10 - FORTUNA LORIS. (Breno 1924 - Udine 1985). Homme politique, italien. Présentateur, en 1965, du projet de loi sur le divorce approuvé au parlement, après des années d'initiatives et de batailles menées aux côtés du Parti radical, en 1970. Présentateur aussi de projets de loi sur l'avortement et sur l'euthanasie passive (mais ce dernier n'est pas passé). Ministre de la Défense civile et des affaires communautaires.

11 - SPINELLI ALTIERO. (Rome 1907 - 1986). Pendant le fascisme, de 1929 à 1942, il fut emprisonné car leader des jeunesse communistes. En 1942 il rédigea avec Ernesto Rossi le "Manifeste de Ventotene", dans lequel on affirme que seule une Europe fédérale pourra liquider le retour des guerres fratricides sur le continent européen et lui rendre un rôle mondial. A la fin de la guerre, il fonda avec Rossi, Eugenio Colorni et d'autres, le Mouvement Fédéraliste Européen. Après la crise de la Communauté Européenne de Défense (1956) il devint membre de la Commission Europe, suivant de ce poste d'observation et critiquant l'évolution des structures communautaires. En 1979 il fut élu au Parlement Européen dans les listes du Parti Communiste italien (PCI), devenant l'esprit directif dans la réalisation du projet de traité adopté par ce Parlement en 1984 et connu précisément comme le "Projet Spinelli".

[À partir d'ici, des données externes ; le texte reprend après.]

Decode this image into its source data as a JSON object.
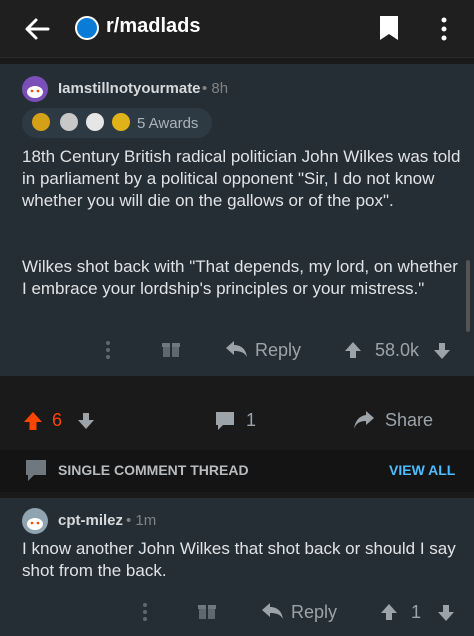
{
  "header": {
    "subreddit": "r/madlads",
    "icons": [
      "back-arrow-icon",
      "subreddit-icon",
      "bookmark-icon",
      "kebab-icon"
    ]
  },
  "comment1": {
    "username": "Iamstillnotyourmate",
    "age": "• 8h",
    "awards_label": "5 Awards",
    "body_p1": "18th Century British radical politician John Wilkes was told in parliament by a political opponent \"Sir, I do not know whether you will die on the gallows or of the pox\".",
    "body_p2": "Wilkes shot back with \"That depends, my lord, on whether I embrace your lordship's principles or your mistress.\"",
    "reply_label": "Reply",
    "score": "58.0k"
  },
  "post_actions": {
    "votes": "6",
    "comments": "1",
    "share_label": "Share"
  },
  "thread_bar": {
    "label": "SINGLE COMMENT THREAD",
    "view_all": "VIEW ALL"
  },
  "comment2": {
    "username": "cpt-milez",
    "age": "• 1m",
    "body": "I know another John Wilkes that shot back or should I say shot from the back.",
    "reply_label": "Reply",
    "score": "1"
  },
  "colors": {
    "background": "#1a1a1b",
    "card": "#252e35",
    "upvote_orange": "#ff4500",
    "link_blue": "#4fbcff"
  }
}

12 - CGIL. Sigle de la Confédération Générale Italienne du Travail. Fondée en 1906 par des socialistes réformistes, actuellement expression surtout des forces communistes et socialistes, dont (surtout du Parti communiste) elle fut "la courroie de transmission" dans le monde du travail, où elle est encore fortement majoritaire. Parmi ses exposants les plus prestigieux, Giuseppe Di Vittorio, Luciano Lama, Silvio Trentin, Ottaviano Del Turco, etc.

13 - UIL. Union Italienne du Travail. Syndicat national d'inspiration socialiste. Pour son importance numérique il s'agit du troisième syndicat après la CGIL et la CISL. A l'origine, c'était l'union des petits syndicats même "jaunes" et peu représentatifs, puis il a évolué et il a grandi au fur et à mesure, intellectuellement aussi.

14 - USL. Unité Sanitaire Locale, la plus petite unité administrative et opérationnelle, territoriale, dans lequel est subdivisé le Service national de santé.